I had already purchased and begun reading Lou Berney’s The Long And Faraway Gone when I left for Bouchercon: Death on the Bayou in New Orleans. So I was not surprised when it won the Anthony Award for Best Original Paperback mystery novel for 2016.
Berney has a hauntingly human and almost casual style, centered around a premise that hooks you from the beginning. What happens to the teenage survivor of a tragedy? The book intertwines two barely related tragedies from the 1980s in the characters of the lone survivor of a robbery turned massacre and the younger sister of a missing teen who vanished.
Wyatt wonders why the robbers killed all his co-workers at the movie theater, but left him alive? Julianna is left forever waiting ‘at the fair’ for her sister Genevieve to come back from an errand that was supposed to take ten minutes.
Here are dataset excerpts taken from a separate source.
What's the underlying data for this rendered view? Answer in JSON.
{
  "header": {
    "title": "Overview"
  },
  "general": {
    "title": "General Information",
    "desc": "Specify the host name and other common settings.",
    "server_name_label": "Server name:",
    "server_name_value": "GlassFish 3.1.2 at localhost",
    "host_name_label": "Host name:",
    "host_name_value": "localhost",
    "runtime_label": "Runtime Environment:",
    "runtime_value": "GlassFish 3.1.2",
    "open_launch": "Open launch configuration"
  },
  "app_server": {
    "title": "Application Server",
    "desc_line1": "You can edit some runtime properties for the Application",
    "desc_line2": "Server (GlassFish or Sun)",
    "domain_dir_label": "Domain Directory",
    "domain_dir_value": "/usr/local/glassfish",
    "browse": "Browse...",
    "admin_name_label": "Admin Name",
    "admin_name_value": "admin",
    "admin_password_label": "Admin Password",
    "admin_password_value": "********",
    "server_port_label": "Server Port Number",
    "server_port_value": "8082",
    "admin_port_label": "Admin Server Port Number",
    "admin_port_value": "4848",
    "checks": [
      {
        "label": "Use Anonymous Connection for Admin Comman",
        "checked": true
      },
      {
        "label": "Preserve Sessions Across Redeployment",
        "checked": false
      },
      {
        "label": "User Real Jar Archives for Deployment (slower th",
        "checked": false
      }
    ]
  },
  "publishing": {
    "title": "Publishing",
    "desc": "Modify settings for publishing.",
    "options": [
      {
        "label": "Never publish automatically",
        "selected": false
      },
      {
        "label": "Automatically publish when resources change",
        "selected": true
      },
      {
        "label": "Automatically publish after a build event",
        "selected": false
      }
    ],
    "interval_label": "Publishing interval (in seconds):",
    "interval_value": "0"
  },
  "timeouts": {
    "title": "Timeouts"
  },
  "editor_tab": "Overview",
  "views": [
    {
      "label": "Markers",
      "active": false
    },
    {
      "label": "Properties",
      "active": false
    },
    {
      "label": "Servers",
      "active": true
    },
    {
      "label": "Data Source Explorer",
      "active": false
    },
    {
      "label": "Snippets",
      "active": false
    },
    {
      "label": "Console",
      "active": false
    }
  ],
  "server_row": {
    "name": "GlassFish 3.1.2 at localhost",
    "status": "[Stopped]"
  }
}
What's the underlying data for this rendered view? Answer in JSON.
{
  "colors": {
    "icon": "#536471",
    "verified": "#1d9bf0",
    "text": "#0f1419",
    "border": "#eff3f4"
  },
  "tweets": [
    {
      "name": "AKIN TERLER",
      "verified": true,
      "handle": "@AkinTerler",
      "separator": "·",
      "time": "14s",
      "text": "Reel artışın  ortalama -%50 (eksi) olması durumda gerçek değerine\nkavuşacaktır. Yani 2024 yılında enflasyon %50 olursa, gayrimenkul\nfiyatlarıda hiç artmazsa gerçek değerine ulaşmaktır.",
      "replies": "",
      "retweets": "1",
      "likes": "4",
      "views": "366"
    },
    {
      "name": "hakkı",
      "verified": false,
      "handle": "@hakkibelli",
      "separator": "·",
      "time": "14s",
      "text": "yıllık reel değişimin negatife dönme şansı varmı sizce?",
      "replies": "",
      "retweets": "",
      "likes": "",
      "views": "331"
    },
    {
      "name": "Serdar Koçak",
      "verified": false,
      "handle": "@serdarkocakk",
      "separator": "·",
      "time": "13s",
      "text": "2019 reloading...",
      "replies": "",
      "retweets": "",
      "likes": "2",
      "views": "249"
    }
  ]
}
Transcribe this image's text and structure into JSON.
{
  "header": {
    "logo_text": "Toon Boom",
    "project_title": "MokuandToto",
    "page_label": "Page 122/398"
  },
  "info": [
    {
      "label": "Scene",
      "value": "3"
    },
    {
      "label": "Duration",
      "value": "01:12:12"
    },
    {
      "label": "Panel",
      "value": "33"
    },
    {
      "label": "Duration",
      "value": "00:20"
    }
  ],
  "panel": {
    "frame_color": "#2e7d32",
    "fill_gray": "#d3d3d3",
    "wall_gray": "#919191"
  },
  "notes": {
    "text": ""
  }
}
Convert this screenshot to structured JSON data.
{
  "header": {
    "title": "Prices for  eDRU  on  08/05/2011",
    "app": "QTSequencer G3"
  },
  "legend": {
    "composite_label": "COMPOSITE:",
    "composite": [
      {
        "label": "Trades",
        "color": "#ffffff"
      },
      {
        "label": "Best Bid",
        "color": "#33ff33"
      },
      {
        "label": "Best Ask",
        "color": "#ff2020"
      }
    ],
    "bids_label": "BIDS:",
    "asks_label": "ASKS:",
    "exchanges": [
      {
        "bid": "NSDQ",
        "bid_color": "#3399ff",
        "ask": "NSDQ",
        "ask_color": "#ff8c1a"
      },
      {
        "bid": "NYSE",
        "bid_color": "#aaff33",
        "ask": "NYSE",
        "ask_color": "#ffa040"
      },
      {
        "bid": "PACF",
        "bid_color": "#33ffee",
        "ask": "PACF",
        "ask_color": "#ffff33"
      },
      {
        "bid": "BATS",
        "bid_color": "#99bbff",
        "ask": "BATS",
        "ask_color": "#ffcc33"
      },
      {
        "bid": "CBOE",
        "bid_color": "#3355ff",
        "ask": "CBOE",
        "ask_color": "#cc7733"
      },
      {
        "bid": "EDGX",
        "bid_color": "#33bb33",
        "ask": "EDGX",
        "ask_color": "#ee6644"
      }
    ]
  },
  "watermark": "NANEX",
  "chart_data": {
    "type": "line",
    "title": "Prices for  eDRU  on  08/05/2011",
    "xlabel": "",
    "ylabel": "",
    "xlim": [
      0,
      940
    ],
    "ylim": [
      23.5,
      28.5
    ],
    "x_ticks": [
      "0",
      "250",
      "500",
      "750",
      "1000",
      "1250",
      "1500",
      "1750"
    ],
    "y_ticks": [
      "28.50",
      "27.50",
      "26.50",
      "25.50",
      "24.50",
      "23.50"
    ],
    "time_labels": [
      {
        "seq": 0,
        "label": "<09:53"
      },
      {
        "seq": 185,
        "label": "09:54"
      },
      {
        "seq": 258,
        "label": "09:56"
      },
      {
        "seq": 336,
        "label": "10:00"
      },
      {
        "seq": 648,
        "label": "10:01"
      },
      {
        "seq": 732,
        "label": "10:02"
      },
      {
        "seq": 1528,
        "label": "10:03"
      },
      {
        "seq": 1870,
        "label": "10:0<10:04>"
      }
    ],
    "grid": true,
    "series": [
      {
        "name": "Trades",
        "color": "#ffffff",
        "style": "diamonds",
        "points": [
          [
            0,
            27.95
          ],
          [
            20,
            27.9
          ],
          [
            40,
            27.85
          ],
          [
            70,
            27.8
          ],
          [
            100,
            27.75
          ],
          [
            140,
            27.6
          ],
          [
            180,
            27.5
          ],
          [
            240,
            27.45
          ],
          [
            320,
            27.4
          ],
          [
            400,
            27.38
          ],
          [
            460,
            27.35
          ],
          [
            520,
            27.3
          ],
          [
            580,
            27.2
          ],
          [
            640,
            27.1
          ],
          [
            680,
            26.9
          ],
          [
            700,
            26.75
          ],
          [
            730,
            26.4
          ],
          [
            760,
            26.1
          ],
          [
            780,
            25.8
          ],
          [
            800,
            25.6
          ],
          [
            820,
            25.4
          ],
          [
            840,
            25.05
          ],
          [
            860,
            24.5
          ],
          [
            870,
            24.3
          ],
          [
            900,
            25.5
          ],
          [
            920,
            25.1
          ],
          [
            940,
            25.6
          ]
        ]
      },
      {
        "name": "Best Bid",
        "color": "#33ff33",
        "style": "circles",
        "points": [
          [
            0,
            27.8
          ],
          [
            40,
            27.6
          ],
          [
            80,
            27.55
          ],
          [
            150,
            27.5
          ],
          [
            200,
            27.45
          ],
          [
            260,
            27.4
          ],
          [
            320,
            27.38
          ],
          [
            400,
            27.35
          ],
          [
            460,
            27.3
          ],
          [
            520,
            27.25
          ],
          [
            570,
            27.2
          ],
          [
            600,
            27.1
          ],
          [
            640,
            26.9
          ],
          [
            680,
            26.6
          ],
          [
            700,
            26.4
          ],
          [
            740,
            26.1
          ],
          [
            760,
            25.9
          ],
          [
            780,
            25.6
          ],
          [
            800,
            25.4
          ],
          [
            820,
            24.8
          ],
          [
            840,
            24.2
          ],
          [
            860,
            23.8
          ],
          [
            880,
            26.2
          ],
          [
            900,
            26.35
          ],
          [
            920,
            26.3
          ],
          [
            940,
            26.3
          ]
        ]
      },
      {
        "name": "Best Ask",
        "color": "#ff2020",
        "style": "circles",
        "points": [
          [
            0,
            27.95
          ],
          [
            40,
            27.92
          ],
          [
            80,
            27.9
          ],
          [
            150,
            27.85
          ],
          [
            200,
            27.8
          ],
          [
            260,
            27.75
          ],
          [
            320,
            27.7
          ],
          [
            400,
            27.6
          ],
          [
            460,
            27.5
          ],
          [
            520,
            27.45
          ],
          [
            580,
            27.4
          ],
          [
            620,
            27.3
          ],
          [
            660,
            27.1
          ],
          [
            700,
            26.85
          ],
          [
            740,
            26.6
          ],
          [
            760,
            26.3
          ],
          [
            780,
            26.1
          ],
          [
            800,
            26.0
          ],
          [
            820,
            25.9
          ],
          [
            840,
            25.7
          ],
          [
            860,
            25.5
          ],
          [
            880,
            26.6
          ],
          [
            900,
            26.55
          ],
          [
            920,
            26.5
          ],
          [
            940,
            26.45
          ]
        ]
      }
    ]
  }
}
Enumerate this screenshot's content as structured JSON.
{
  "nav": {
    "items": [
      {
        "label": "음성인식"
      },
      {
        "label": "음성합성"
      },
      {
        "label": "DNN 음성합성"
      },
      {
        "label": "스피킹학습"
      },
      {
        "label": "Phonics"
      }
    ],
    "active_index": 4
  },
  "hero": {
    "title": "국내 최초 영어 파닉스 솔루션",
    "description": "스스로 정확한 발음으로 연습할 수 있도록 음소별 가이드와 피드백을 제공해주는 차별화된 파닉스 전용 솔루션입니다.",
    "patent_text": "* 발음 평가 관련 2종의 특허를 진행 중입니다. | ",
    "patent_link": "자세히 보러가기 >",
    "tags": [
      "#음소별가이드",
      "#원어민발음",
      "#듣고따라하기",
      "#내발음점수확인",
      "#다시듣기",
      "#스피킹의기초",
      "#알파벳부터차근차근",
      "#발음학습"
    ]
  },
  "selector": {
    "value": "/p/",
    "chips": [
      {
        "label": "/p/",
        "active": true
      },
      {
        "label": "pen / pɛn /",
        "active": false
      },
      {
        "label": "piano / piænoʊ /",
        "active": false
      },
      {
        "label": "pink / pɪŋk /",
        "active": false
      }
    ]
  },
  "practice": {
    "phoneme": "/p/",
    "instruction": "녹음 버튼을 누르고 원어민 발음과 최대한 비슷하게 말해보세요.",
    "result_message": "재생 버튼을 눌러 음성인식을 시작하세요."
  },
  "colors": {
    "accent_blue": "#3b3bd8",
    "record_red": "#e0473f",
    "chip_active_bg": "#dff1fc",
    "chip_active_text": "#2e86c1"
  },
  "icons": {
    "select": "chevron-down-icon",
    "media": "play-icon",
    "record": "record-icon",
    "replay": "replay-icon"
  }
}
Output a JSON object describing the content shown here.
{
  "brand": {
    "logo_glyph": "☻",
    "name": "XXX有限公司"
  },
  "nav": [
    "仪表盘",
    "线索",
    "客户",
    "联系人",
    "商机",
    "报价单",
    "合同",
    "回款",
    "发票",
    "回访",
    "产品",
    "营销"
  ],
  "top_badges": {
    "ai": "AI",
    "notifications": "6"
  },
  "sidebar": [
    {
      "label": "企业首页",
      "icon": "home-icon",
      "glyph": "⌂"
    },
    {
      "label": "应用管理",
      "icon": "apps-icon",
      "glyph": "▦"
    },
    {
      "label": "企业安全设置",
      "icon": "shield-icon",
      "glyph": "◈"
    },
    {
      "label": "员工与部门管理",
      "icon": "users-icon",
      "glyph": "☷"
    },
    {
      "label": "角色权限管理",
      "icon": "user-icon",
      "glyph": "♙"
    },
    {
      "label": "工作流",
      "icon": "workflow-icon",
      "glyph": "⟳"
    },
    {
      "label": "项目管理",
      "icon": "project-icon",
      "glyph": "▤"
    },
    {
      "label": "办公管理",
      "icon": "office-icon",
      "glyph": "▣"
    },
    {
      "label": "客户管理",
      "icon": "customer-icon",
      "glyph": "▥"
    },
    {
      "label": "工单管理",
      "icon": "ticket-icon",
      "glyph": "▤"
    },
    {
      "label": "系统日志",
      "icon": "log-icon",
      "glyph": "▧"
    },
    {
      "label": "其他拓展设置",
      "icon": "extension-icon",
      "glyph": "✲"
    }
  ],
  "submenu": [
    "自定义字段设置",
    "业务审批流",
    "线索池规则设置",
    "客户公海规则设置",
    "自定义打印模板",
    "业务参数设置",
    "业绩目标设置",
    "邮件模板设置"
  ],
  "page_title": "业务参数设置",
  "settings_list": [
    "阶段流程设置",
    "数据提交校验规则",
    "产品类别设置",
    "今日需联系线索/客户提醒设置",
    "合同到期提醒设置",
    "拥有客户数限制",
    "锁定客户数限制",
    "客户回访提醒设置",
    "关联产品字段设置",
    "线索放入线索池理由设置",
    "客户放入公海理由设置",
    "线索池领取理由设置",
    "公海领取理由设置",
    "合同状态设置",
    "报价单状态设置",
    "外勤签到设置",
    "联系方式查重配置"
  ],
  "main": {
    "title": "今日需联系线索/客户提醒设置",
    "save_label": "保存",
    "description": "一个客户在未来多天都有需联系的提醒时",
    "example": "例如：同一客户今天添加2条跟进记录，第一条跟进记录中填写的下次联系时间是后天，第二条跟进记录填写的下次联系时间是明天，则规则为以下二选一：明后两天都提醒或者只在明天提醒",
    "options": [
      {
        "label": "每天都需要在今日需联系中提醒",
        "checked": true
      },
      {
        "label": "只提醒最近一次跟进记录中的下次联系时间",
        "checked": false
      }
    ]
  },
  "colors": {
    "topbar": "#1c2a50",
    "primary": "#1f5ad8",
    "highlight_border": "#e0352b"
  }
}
In both cases, there have been no answers for over twenty-five years.
How do you move forward? How do you build a life? Can you ever be close to anyone again, when your closest friends were brutally murdered? How do you stop putting your own life on hold while you pursue every whisper of a lead that will bring you answers? What happens when there will never be any closure?
Berney is equally adept at interweaving the past and the present and multiple viewpoints that leave you aching over the near-miss, the misunderstood, the unknowable. All these characters are damaged, a few are despicable, but all are engrossing. I was haunted by this book for the last several weeks, because like the characters we are left with no neat answers.
For me the message was not in the huge violent tragedy, but the everyday tragedies of people left behind, who can never quite get it together or accept that they can never find the real truth. Because we can never really know what is in someone else’s heart. The miracle is finding the courage to choose love and a purposeful life in spite of that.
The Long and Faraway Gone is published by William Morrow, an imprint of Harper Collins.